Pencurian di tempat ibadah seringkali bukan didorong motif kebencian agama, melainkan murni oportunisme. Pelaku memanfaatkan kelengahan jemaah atau minimnya pengawasan. Targetnya beragam, mulai dari kotak infak, sumbangan, hingga barang pribadi jemaah seperti tas, dompet, atau alas kaki yang diletakkan sembarangan. Kepercayaan bahwa tempat ibadah adalah area yang aman justru dimanfaatkan oleh oknum tak bertanggung jawab.
Dampak pencurian ini melampaui kerugian materi. Ia merusak rasa aman dan kepercayaan yang seharusnya bersemi di lingkungan ibadah. Jemaah bisa merasa was-was, kenyamanan beribadah terganggu, dan bahkan citra tempat ibadah itu sendiri bisa tercoreng. Kejadian ini mengingatkan kita bahwa kejahatan bisa terjadi di mana saja, bahkan di tempat yang paling tidak terduga.
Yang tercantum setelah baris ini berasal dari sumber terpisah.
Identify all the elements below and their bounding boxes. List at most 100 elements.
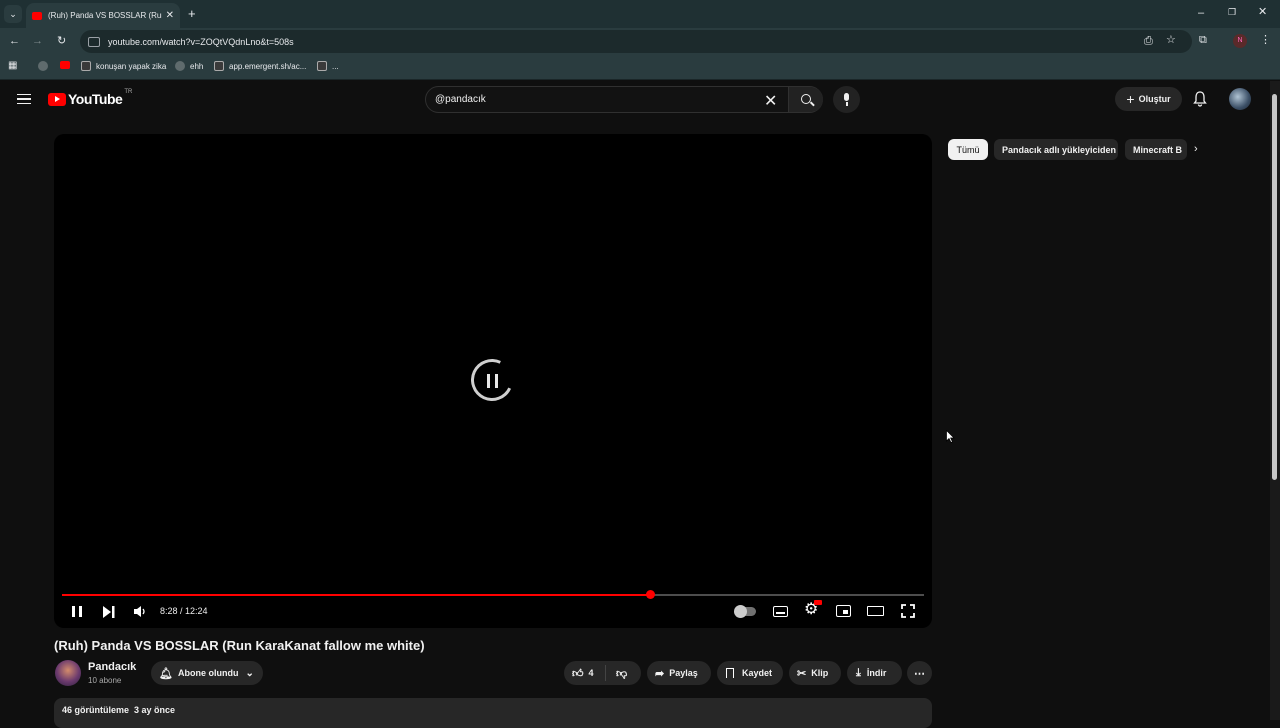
like-dislike-group: 👍︎ 4 👎︎ [564,661,641,685]
description-box[interactable]: 46 görüntüleme 3 ay önce [54,698,932,728]
share-button[interactable]: ➦ Paylaş [647,661,711,685]
search-button[interactable] [788,87,823,112]
youtube-icon [60,61,70,69]
bookmark-label: ... [332,61,339,71]
browser-menu-icon[interactable]: ⋮ [1260,35,1271,46]
create-label: Oluştur [1138,94,1171,104]
download-button[interactable]: ⤓ İndir [847,661,902,685]
hd-badge [814,600,822,605]
chip-uploader[interactable]: Pandacık adlı yükleyiciden [994,139,1118,160]
browser-tab[interactable]: (Ruh) Panda VS BOSSLAR (Run ✕ [26,3,180,28]
new-tab-plus-icon[interactable]: + [188,7,196,20]
more-horizontal-icon: ⋯ [914,667,925,680]
save-label: Kaydet [742,668,773,678]
logo-text: YouTube [68,91,123,107]
forward-arrow-icon[interactable]: → [32,36,43,47]
next-video-icon[interactable] [102,606,115,618]
tab-list-chevron-icon[interactable]: ⌄ [4,5,22,23]
menu-hamburger-icon[interactable] [17,94,31,104]
channel-name[interactable]: Pandacık [88,661,136,673]
fullscreen-icon[interactable] [901,604,915,618]
search-icon [801,94,811,104]
like-button[interactable]: 👍︎ 4 [564,665,606,681]
autoplay-pause-icon [734,605,747,618]
center-pause-icon[interactable] [487,374,498,388]
bookmark-label: app.emergent.sh/ac... [229,61,307,71]
search-box[interactable]: @pandacık ✕ [425,86,823,113]
bookmark-star-icon[interactable]: ☆ [1166,35,1176,46]
download-icon: ⤓ [856,666,861,679]
minimize-icon[interactable]: – [1198,8,1204,19]
bookmark-favicon-icon [317,61,327,71]
bell-ring-icon: 🔔︎ [159,667,173,680]
bookmark-4[interactable]: ... [317,61,339,71]
profile-icon[interactable]: N [1233,34,1247,48]
globe-icon [38,61,48,71]
view-count-date: 46 görüntüleme 3 ay önce [62,705,176,715]
time-display: 8:28 / 12:24 [160,606,208,616]
channel-avatar[interactable] [55,660,81,686]
video-title: (Ruh) Panda VS BOSSLAR (Run KaraKanat fa… [54,638,425,653]
bookmark-label: ehh [190,61,204,71]
restore-icon[interactable]: ❐ [1228,8,1236,17]
site-info-icon[interactable] [88,36,100,47]
youtube-logo[interactable]: YouTube TR [48,89,133,107]
miniplayer-icon[interactable] [836,605,851,617]
theater-mode-icon[interactable] [867,606,884,616]
region-code: TR [124,89,133,95]
save-button[interactable]: Kaydet [717,661,783,685]
page-scrollbar-thumb[interactable] [1272,94,1277,480]
youtube-favicon-icon [32,11,42,20]
browser-tab-bar: ⌄ (Ruh) Panda VS BOSSLAR (Run ✕ + – ❐ ✕ [0,0,1280,28]
notifications-bell-icon[interactable] [1193,91,1207,107]
reload-icon[interactable]: ↻ [57,36,66,47]
scrubber-handle[interactable] [645,590,655,599]
progress-played [62,594,650,596]
apps-grid-icon[interactable]: ▦ [8,61,17,71]
autoplay-toggle[interactable] [734,605,756,618]
install-app-icon[interactable]: ⎙ [1144,36,1153,47]
account-avatar[interactable] [1229,88,1251,110]
openai-icon [175,61,185,71]
window-close-icon[interactable]: ✕ [1258,7,1267,18]
bookmark-youtube[interactable] [60,61,70,69]
bookmark-favicon-icon [214,61,224,71]
scissors-icon: ✂ [797,667,807,680]
chevron-down-icon: ⌄ [245,667,254,679]
chip-minecraft[interactable]: Minecraft B [1125,139,1187,160]
youtube-play-logo-icon [48,92,66,106]
bookmark-globe[interactable] [38,61,48,71]
settings-gear-icon[interactable]: ⚙ [804,600,822,618]
clip-label: Klip [811,668,829,678]
chips-next-chevron-icon[interactable]: › [1194,143,1198,155]
chip-all[interactable]: Tümü [948,139,988,160]
subscribe-button[interactable]: 🔔︎ Abone olundu ⌄ [151,661,263,685]
search-input[interactable]: @pandacık [435,94,486,105]
extensions-icon[interactable]: ⧉ [1199,35,1207,46]
tab-close-icon[interactable]: ✕ [166,10,174,21]
pause-button[interactable] [72,606,82,617]
voice-search-mic-icon[interactable] [833,86,860,113]
chip-label: Tümü [956,144,980,155]
create-button[interactable]: + Oluştur [1115,87,1182,111]
volume-icon[interactable] [133,605,147,618]
browser-address-bar: ← → ↻ youtube.com/watch?v=ZOQtVQdnLno&t=… [0,28,1280,55]
subscriber-count: 10 abone [88,676,122,685]
youtube-header: YouTube TR @pandacık ✕ + Oluştur [0,81,1270,119]
progress-bar[interactable] [62,590,924,599]
bookmark-1[interactable]: konuşan yapak zika [81,61,166,71]
thumbs-up-icon: 👍︎ [572,667,584,680]
more-actions-button[interactable]: ⋯ [907,661,932,685]
video-player[interactable]: 8:28 / 12:24 ⚙ [54,134,932,628]
url-field[interactable]: youtube.com/watch?v=ZOQtVQdnLno&t=508s [80,30,1192,53]
clear-search-icon[interactable]: ✕ [764,91,777,111]
bookmark-3[interactable]: app.emergent.sh/ac... [214,61,306,71]
download-label: İndir [866,668,887,678]
subtitles-icon[interactable] [773,606,788,617]
back-arrow-icon[interactable]: ← [9,36,20,47]
url-text: youtube.com/watch?v=ZOQtVQdnLno&t=508s [108,36,294,47]
clip-button[interactable]: ✂ Klip [789,661,841,685]
share-arrow-icon: ➦ [655,667,665,680]
bookmark-2[interactable]: ehh [175,61,203,71]
thumbs-down-icon[interactable]: 👎︎ [616,667,627,680]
Maka, penting bagi pengelola dan jemaah untuk meningkatkan kewaspadaan tanpa mengurangi kekhusyukan. Pemasangan CCTV, pengawasan sukarela, dan saling mengingatkan adalah langkah konkret. Dengan begitu, tempat ibadah dapat kembali menjadi benteng kekudusan yang sejati, bebas dari bayang-bayang kejahatan, dan tetap menjadi ruang aman bagi setiap jiwa yang mencari ketenangan.